Thick webs stretched from all sides of the big chamber and formed a shadowy, complicated architecture, as if he were surrounded by the towers and galleries of a near-transparent city. The moving lights were small bundles of blue-tinged phosphorescence, suspended on long poles and somehow attached to the heads of creatures like giant slugs that crawled ponderously over the heavy cables of the webs. The light from those ambulatory bundles lit other shapes, big ones, small ones, that moved through the webs, hopped from strand to strand, or glided on ridged wings.
Oh, this is… different. Horrible and different. Moon’s throat was too dry to swallow, but at least he could breathe. He looked up, saw Stone not far above him, and the smaller figures of Chime and River. Chime had, somehow, managed to hold on to Esom. Moon wasn’t sure Esom was going to thank him for that; it might have been a kinder end to die in the fall down onto the leviathan’s skin.
Moon looked down and spotted a solid mass below, some distance from the walls. It was an oblong shape, a couple of hundred paces long and wide, suspended near the center of the space. Moon aimed for it and landed on the rubbery surface, then pulled his wings in and dropped to a defensive crouch. River and Chime landed on either side of him, Esom still clinging tightly to Chime. Stone reached it a few moments later. He snapped his wings in and crouched low.

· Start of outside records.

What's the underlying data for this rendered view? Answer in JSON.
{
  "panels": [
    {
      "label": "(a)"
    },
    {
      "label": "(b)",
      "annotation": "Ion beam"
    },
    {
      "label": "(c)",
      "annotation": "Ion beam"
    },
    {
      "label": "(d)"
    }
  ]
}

The bulk of Stone’s body looming over them gave Moon what was probably a false sense of security. He peered into the dim blue light; nothing seemed to be coming for them, but that had to be just a matter of time. “What is this place?”
“Didn’t we fall into the monster?” River said, a thread of panic in his voice. “Where are we?”
“Parasites.” It was Esom who gasped it out. “Colonies of parasites…”
“He’s right,” Chime said, sounding near the edge of panic himself. “These creatures live inside the leviathan. They could be animals, or intelligent, I don’t know.”